Teresa is a course tutor on the Trinity CertTESOL in Active Language, Cádiz. She’ll be presenting a workshop on guided visualisation at the conference this year in May. Read more about it here.
I have a very clear memory from my childhood of sitting with my eyes closed as my sister told me a ghost story set in a lighthouse. I could see the waves crashing against the rocks at the foot of the lighthouse, feel the wind whipping my face as I approached it in the darkness and sense the tension rising within me as I climbed the stairs to the top.
Stories are at the heart of every culture: as children, we’re told stories at bed-time; throughout our lives, we listen to anecdotes from family and friends; and when we dream, we enter a world of opportunities where the limit is our own imagination. And this is what we can tap into with guided visualisation – providing learners with minimal input allows them to imagine all sorts of possibilities, meaning they can personalize their learning experience in a way which working with more structured content doesn’t allow them to do. Guided visualisation can be used both to create imaginary constructs and to root learners in the real world, providing them with thinking space and time to produce a much fuller response to the questions we ask in our classes.
Another reason I love guided visualisation is that it encourages learners to ask for language which they might not have asked for under the pressure of an on-the-spot answer. When learners share their visualisations with peers, there’s more motivation to express in words what they’ve just seen and an abundance of emergent language can come out of those moments. I also feel peers are more likely to listen to each other as they mentally (and verbally) compare and contrast their visualisations.
Guided visualisation is great for prep-free, paper-free and tech-free lessons, plus you can use it to work on a variety of linguistic points and using the time when learners are sharing to monitor and collect errors and useful language can provide you with lots of material to work on in that lesson and the future.
In the session, we’ll be doing a number of guided visualisations and looking at how they can be used in the classroom to practise different linguistic points and skills. Some people might be sceptical of guided visualisation, associating the technique with Suggestopedia, which is often seen as a bizarre, “hippie” methodology from the 1960s. Though it’s true that a number of the tools for a successful visualisation share their roots in the approach, there will be no Baroque music in the workshop and, much as I would love to give a session with you all sitting on bean bags, I imagine we’ll be in a more formal setting!

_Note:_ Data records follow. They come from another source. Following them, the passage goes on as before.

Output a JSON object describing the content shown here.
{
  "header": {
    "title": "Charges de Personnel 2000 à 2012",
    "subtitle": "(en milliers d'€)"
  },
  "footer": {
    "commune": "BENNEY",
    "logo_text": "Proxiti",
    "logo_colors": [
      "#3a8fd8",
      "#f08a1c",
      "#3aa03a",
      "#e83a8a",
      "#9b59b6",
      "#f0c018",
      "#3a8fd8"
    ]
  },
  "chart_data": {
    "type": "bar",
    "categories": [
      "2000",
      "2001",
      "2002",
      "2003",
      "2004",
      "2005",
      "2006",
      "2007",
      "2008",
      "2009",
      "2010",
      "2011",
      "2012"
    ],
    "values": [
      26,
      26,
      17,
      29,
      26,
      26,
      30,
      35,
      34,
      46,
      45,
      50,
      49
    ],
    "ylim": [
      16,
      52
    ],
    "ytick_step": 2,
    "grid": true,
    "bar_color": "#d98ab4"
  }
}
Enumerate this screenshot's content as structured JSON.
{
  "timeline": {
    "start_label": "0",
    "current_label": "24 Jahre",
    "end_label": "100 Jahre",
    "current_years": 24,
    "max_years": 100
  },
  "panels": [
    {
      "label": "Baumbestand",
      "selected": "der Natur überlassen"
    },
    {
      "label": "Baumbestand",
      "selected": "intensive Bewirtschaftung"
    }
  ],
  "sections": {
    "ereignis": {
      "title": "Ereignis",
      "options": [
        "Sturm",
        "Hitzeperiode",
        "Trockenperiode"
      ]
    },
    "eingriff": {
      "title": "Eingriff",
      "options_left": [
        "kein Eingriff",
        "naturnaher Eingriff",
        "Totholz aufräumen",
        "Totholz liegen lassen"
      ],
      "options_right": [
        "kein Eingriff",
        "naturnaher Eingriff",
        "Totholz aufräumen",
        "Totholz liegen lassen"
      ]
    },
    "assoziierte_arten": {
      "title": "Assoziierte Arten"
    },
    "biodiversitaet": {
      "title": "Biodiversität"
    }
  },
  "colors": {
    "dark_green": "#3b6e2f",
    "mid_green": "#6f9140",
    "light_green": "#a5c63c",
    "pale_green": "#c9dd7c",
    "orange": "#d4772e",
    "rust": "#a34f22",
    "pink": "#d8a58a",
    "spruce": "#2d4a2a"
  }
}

We’ll also look at how learners can use visualisation to remember lexis more easily, as we construct a memory palace and behind one of the doors, you’ll find a bear wearing a fez which is too small for its head. The technique of memory palaces or “method of loci” is widely used by contestants in memory championships and by polyglots to enable them to recall a huge variety of words, phrases and linguistic constructs across numerous languages.